Ah, yes, going back to work.  I am retired now but I remember it well.  As the sun just started to rise in the sky, I would wake up every day to the blaring sound of an alarm clock.  I would stumble my way out of bed and step under the hot spray of my morning shower, dry my hair, and hurry downstairs to brew a pot of coffee.  When the family was all awake, we would have a good breakfast before heading out the door.

From the time that our boys were school age, they learned to make their own lunches.  I’d ensure that they had healthy choices to choose from.  My youngest was easiest to accommodate because he always wanted peanut butter and jam sandwiches.  But My Man and oldest son always wanted “meat”.  It didn’t matter what kind, just as long as it was meat.  Hmm, come to think of it, that’s what I recall my mom always packing up for my dad in his metal lunch box.

I remember one frosty winter morning in particular when I was about five years old.  As I wandered into the kitchen in my pyjamas and my bare feet, I saw that it was still dark outside.  I could feel the cold drafts of air seeping in through the windows and my toes were freezing on the cold linoleum floor.  Mom and dad were sitting at the kitchen table, drinking hot coffee and eating their breakfast.  It was still so dark outside and I could not understand why my dad was going out so early.

I remember feeling sorry for my dad but he seemed happy to be going off to work.  I asked him why? He smiled at me and said “I’m lucky to have a job to go to and besides that, I’ve got a great lunch waiting for me later!”

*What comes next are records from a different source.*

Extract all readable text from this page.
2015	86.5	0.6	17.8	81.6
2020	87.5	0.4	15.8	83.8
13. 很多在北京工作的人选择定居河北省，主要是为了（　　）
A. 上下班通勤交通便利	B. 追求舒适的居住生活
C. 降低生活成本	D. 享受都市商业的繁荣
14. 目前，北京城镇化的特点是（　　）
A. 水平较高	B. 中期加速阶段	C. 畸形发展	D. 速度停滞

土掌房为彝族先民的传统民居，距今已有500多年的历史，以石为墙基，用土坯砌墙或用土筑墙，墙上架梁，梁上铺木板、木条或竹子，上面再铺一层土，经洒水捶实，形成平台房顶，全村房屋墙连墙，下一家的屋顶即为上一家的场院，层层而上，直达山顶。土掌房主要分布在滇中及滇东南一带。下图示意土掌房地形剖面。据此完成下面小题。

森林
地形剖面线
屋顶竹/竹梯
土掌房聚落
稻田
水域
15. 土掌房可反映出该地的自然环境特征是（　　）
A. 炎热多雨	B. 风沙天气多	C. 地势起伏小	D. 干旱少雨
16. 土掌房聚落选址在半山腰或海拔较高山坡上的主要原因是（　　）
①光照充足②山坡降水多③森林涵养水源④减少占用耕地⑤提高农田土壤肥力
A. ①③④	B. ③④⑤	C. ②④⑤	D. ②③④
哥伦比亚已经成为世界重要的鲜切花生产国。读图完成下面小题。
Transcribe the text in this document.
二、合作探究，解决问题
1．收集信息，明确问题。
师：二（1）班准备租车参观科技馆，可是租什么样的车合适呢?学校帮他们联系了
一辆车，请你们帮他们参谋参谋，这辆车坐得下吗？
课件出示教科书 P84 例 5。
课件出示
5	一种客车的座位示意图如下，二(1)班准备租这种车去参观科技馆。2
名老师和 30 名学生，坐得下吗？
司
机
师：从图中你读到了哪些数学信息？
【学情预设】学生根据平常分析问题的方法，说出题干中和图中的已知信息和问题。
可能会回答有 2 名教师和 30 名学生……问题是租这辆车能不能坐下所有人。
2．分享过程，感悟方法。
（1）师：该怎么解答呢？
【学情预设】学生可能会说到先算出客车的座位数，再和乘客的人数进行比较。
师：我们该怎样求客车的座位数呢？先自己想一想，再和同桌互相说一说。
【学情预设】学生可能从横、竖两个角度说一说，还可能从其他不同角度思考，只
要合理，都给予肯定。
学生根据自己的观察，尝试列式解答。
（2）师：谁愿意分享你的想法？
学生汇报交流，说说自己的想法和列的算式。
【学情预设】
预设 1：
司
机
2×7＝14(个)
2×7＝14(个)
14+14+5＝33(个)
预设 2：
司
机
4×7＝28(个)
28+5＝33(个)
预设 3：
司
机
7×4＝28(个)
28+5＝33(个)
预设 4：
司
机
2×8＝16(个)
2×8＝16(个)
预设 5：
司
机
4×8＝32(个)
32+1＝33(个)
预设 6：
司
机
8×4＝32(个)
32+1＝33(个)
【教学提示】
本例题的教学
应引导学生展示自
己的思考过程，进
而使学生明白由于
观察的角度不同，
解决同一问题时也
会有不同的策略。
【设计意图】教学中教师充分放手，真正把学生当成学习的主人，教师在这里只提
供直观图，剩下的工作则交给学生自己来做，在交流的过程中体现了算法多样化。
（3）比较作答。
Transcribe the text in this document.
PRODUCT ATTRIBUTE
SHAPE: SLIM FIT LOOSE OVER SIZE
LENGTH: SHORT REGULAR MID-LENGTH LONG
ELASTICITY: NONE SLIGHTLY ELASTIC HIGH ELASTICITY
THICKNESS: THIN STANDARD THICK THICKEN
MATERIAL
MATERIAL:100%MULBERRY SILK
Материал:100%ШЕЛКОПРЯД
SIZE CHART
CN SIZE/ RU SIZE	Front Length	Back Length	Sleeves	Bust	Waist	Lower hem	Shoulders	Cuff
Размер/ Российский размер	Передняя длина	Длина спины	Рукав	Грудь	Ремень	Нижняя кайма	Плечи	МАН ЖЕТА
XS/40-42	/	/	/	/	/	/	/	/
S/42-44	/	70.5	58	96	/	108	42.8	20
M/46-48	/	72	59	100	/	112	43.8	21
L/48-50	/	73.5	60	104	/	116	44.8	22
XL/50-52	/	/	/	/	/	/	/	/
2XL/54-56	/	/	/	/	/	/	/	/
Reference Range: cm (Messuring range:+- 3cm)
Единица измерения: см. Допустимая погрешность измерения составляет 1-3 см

He picked up his lunch box and opened it.  And today, right now, if I close my eyes….I can not only see inside my dad’s lunch box, but I can smell it too.  I can smell “baloney”* meat spread with yellow mustard in-between two slices of fresh homemade bread, all wrapped in wax paper.

Tears just welled up in my eyes and I’m not sure why this memory makes me feel so sad today.  Maybe I’m just being nostalgic on this Thanksgiving day.  Because I am older, I realize how hard my parents worked to take care of us.  I have these fond memories of growing up and I am very thankful for my parents.  It is amazing about the power of a smell.

And right now, I can smell our turkey roasting in the oven, and I hope that one day, my own sons’ will recall the smell of a roasting turkey and remember.

I consider myself truly blessed.  I am thankful for My Man, my two sons and all of my extended family and friends.

Happy Thanksgiving Day!

*Bologna!  (If you are from the prairies, did you or do you still call it baloney?  Yes, that’s how we said it back then).